We’ve detailed here on the blog that where you start often determines how far you can go—and for people born in low-wealth neighborhoods, it often means not getting to economic security. Many of these communities have higher crime rates, under-resourced schools, and poor health outcomes that become almost insurmountable barriers to those living there. The odds of overcoming are most discouraging for women and people of color. (For example, see this recent study enumerating the challenges facing black women and families in the rural South.) If we want to strengthen communities that are disconnected from opportunity, we have to understand that the disconnection wasn’t accidental. In many ways, our communities and systems have been built to exclude and draw lines of difference. A history of racist policy, practice, and behavior created these divisions and now, our fear of these communities and what would happen if “their” problems spill beyond neighborhood boundaries drives our treatment of them.

To build an infrastructure of opportunity that is real and universally accessible, we can’t just build ladders for the lucky few to escape from low-wealth communities. We need to change how our systems work in low-wealth communities; that requires reducing segregation, separation, and disenfranchisement. The hostility and dehumanization that low-wealth communities face is most starkly apparent in policing practices. Last month, the Black Lives Matter movement released a 10-point policy plan—Campaign Zero—to reduce police violence. There is an unsurprising overlap between that plan and the kinds of actions that make a strong infrastructure of opportunity.

The plan envisions safer neighborhoods by “limiting police interventions, improving community interactions, and ensuring accountability.” In an interview on NPR’s All Things Considered, Black Lives Matter movement leader Brittany Packnett explained the initial focus on police violence: when the context is hostile, you can’t expect positive outcomes. Addressing what Packnett describes as the “criminalization of blackness of marginalized communities” opens the door to addressing other institutionalized inequities. Packnett emphasized that the Black Lives Matter movement is more broadly about the effects of institutionalized oppression and racism—which lead to crime, poor schooling, poor health care—and noted that “we need to be talking about how to make our communities healthy from the inside out as a means of reducing crime.” (Indeed, recent research shows an indisputable connection between socioeconomic factors and health. Higher levels of employment, income, and education are closely correlated with improved health outcomes for individuals and their families.)

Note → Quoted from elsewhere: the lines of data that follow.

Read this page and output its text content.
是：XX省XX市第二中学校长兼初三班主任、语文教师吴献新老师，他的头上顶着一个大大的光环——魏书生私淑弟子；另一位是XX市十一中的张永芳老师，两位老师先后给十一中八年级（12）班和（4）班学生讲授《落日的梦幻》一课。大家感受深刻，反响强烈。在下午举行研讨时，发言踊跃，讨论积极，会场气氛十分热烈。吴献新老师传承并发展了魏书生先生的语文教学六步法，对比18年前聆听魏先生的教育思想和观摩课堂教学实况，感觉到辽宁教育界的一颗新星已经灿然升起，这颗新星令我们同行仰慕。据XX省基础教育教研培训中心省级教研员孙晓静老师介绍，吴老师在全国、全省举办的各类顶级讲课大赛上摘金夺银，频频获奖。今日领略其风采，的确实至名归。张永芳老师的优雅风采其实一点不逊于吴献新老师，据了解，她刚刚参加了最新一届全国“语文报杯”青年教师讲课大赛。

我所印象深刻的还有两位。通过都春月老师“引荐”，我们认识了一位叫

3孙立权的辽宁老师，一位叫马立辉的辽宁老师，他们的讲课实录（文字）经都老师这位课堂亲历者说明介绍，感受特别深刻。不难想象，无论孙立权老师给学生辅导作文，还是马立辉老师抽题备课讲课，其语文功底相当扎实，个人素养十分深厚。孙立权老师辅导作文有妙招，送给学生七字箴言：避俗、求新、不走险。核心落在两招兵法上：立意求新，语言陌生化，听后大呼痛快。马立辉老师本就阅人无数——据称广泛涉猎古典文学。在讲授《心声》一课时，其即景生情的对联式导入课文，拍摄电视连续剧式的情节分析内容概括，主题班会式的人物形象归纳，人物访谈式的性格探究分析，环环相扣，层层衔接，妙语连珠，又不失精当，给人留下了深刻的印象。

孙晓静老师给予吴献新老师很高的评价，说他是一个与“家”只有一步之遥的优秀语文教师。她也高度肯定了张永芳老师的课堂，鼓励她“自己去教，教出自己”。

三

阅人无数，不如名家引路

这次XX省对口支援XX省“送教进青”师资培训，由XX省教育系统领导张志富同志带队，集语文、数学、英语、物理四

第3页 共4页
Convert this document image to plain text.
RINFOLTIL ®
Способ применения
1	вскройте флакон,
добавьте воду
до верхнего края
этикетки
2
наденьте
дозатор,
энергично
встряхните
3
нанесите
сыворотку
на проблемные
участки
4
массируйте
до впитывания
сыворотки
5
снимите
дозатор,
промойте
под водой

Campaign Zero proposes federal, state, and local agendas. That local agenda is particularly important since improving mobility and increasing access to opportunity can appeal across political lines; cities can act while legislatures and Congress appear stuck. The local recommendations in the Campaign Zero plan are integral to an infrastructure of opportunity: reviewing existing policies, passing new, more inclusive ordinances; training for public safety officials; sharing data; hiring practices that make police forces reflective of the communities they serve; building community partnerships to understand how communities interact with police force; and mobilizing residents to identify structural inequities in their own community and involving them in oversight. Taking these actions requires asking hard questions:

  • How inclusive is the culture of the community’s leadership and institutions?
  • How broad is engagement? How do you ensure authentic engagement?)
  • Can the community forge a leadership group that is cross-system and multi-level, with new voices and meaningful participation?
  • How will data be used to inform difficult conversations about strategies and solutions?

In order for individuals to feel they belong and can thus thrive in and contribute to their communities, we need systems—including policing practices—that are responsive and just, regardless of race, gender, or zip code. It’s important to note that zip codes that have better outcomes for low- and middle-income young people tend to have better outcomes for high-income young people, too, indicating that the types of resources, systems, and investments that matter for economic and educational success are beneficial across the board. By investing in long-term, place-based efforts across the region, we can get closer to providing all Southerners with a chance to belong, thrive, and contribute.